La peinture d'Arson, qui a longtemps séjourné
et exposé au Vénézuela, haut lieu de l'abstraction
géométrique, répond elle aussi à la
définition de l'oxymore. Ses oeuvres géométriques,
d'inspiration abstraites, mais incluant un grand travail sur la
matière, sont des monochromes ou de quasi monochromes noirs.
Et pourtant que de lumières en eux ! On pourrait croire
que les discrètes touches de couleurs - bronze ou or -
contribuent à cette sensation.

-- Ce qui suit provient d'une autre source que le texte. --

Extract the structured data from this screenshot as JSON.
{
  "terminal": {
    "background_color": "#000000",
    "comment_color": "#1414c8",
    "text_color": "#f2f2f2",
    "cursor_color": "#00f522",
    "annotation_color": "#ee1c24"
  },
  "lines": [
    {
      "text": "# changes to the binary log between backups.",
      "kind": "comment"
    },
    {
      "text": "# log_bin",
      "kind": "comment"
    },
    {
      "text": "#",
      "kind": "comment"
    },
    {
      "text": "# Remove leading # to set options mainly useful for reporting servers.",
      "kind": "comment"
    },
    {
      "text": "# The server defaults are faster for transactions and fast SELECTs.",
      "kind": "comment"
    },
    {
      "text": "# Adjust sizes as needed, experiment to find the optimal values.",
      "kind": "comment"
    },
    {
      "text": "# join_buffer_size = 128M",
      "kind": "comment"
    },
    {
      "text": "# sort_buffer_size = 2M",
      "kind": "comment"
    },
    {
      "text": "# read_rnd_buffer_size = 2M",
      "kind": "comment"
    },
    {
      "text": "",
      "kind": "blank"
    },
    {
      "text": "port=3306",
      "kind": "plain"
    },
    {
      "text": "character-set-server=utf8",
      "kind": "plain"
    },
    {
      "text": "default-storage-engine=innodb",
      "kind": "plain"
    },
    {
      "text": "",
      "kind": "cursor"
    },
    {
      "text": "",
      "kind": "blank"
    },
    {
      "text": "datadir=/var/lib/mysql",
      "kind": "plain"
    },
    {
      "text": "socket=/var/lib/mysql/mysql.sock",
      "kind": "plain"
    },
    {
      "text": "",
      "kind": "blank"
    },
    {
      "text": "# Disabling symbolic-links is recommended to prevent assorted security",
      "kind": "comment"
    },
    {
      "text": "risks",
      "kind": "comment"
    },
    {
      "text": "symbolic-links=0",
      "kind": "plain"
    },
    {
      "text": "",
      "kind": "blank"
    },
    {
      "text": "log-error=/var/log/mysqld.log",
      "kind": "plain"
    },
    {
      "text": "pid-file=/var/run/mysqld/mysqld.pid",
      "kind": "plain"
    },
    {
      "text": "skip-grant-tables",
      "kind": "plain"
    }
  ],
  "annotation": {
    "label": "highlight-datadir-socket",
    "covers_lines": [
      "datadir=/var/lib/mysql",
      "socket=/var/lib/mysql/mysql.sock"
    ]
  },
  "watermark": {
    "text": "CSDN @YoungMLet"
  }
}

Mais cette lumière
est présente en leur absence. ARSON possède une
capacité de traiter toutes les nuances et variantes du
noir qui le rend lumineux, éclatant, obtenu par l'opposition
des aplats et de la matière, des matières - en particulier
les écorces - entre elles, du brillant et du mat. Dans
ses oeuvres, il n'y a pas de noir, mais des noirs, crées
à partir de mélanges subtils. Par son alchimie,
le noir, image de l'obscur, se fait lumière, clarté.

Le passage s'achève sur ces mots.